Опыт Виктории Петровны Брежневой на такие вопросы не отвечает. Единственное, что может она предложить из своего жизненного опыта, — это несколько великолепных рецептов.

Рецепты Виктории Брежневой

Фаршированные помидоры. Выбрать большие или средние помидоры. Обмыть, дать высохнуть. Срезать верх, аккуратно отложить его в сторону. Вынуть внутренности помидоров чайной ложкой осторожно, чтобы не разорвать кожу овоща. Порубить эту массу ножом. Положить массу в дуршлаг. Туда же — полуотваренный рис, мелко рубленную зелень, соответственно вкусу — чеснок, соль и перец. Чеснок — на 1 кг помидоров 1–1,5 головки чеснока.

Всю массу сложить в фаянсовую посуду и перемешать с двумя столовыми ложками подсолнечного масла. Начинить ею помидоры. Уложить их в круг или ряды в соответствующую посуду на противень с крышкой и — в духовку на полчаса. По вкусу можно в начинку добавить грибы, сыр.

Варенье из крыжовника. Взять зеленый, неспелый крупный крыжовник. Отрезать попочку. Шпилькой вытащить внутренности с крайней осторожностью. 2–3 грецких ореха, предварительно очищенных и обваренных кипятком, чтобы отстала шкурка от ядрышка, мелко нарезать. И мелко нарезать кусочки лимона с цедрой.

В пустые коробочки крыжовника заложить кусочки ореха и лимона.

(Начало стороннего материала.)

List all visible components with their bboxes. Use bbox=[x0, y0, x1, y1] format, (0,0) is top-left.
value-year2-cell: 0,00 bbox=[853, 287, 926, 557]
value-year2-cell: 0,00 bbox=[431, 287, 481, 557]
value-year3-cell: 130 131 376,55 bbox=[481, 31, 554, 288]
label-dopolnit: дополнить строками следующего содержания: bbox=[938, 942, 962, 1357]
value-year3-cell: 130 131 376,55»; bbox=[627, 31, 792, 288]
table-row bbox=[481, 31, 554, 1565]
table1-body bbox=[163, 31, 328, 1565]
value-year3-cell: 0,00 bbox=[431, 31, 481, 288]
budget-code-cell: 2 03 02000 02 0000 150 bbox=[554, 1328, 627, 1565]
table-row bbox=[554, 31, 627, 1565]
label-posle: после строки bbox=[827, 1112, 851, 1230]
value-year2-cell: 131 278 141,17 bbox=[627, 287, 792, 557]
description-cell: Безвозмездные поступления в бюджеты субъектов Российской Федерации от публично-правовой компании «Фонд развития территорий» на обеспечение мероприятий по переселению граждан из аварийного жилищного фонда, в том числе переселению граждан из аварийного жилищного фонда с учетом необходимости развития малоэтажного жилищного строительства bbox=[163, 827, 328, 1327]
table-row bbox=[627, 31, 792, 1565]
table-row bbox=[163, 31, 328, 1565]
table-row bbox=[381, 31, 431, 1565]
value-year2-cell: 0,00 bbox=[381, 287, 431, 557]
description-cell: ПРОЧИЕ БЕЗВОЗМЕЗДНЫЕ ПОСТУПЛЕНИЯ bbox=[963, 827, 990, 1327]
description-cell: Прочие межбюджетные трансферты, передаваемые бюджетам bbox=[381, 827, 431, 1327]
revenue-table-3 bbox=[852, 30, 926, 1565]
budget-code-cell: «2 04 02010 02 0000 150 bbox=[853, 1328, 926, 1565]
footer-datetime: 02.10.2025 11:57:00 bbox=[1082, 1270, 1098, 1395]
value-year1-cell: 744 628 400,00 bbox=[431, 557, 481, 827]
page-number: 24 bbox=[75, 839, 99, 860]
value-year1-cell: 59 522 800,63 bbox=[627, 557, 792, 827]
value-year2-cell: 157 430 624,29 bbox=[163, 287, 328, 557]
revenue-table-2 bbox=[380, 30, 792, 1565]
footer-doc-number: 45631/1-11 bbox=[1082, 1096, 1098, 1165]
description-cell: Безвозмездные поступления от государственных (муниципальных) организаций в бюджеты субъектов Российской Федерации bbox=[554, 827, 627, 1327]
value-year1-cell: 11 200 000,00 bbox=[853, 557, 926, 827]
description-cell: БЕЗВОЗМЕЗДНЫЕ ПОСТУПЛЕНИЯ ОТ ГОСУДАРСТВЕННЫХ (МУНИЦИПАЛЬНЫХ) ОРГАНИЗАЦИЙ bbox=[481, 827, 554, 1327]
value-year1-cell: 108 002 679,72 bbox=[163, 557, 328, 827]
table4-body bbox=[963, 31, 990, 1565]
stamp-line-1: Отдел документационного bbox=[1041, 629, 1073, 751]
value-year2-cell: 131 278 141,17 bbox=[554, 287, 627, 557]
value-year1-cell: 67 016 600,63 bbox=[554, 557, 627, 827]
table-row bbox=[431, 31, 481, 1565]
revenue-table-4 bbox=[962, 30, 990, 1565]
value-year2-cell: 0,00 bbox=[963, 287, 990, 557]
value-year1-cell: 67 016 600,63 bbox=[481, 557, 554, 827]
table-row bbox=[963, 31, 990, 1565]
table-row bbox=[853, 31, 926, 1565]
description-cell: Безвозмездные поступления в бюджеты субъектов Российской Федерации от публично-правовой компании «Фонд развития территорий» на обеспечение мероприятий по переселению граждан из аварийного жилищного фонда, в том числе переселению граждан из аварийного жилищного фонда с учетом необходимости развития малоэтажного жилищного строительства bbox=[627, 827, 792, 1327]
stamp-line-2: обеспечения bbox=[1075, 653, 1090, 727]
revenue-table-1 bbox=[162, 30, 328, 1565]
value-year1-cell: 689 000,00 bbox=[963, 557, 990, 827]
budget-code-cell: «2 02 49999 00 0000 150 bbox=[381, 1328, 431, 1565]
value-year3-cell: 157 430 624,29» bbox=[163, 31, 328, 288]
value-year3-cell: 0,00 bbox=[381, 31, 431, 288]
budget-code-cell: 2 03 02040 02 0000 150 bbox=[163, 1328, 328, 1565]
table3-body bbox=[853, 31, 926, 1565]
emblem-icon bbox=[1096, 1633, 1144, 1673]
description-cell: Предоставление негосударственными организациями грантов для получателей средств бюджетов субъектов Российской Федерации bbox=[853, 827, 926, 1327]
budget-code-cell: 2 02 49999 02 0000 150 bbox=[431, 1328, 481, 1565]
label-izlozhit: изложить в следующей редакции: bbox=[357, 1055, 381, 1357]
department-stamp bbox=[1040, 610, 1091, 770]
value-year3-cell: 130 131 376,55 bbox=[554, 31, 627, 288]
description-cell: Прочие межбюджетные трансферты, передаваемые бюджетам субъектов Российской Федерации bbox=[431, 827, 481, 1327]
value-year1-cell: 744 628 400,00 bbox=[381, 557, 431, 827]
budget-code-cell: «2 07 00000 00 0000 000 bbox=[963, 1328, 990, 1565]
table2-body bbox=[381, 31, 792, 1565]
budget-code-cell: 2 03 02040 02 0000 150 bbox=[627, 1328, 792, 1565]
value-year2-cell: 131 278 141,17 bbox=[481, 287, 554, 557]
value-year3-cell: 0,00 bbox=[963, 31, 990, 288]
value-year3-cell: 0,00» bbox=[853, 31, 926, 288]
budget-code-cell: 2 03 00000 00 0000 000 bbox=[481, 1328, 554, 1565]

В массу, вынутую из крыжовника, положить 2 стакана сахару на 1 кг крыжовника. Ягоды, начиненные орехом и лимоном, держать отдельно в плоской миске, не перемешивая, Чтобы не помялись. Массу мякоти крыжовника, смешанную с сахаром, довести до кипения, снять и протереть через сито. Залить крыжовник этой жидкостью и дать постоять 3–4 часа. Слить, Оставить ягоды в миске, А эту жидкость опять 5 раз прокипятить и залить ею крыжовник. Положить крыжовник в банку вместе с жидкостью. Туда же 2–3 листочка вишневого дерева и 1–2 листочка смородины. Цвет варенья должен быть зеленовато-розовый.

Колдуны. Мясной фарш смешать с мелко нарезанным луком и хорошо растолченной картошкой, сваренной в мундирах, 2–3 картофелины. Отдельно нажарить много лука кольцами и дать ему просохнуть без масла, чтобы он стал сухой, как соломка.

Колдуны скатать в шарики, выпечь в духовке и посыпать хрустящим луком.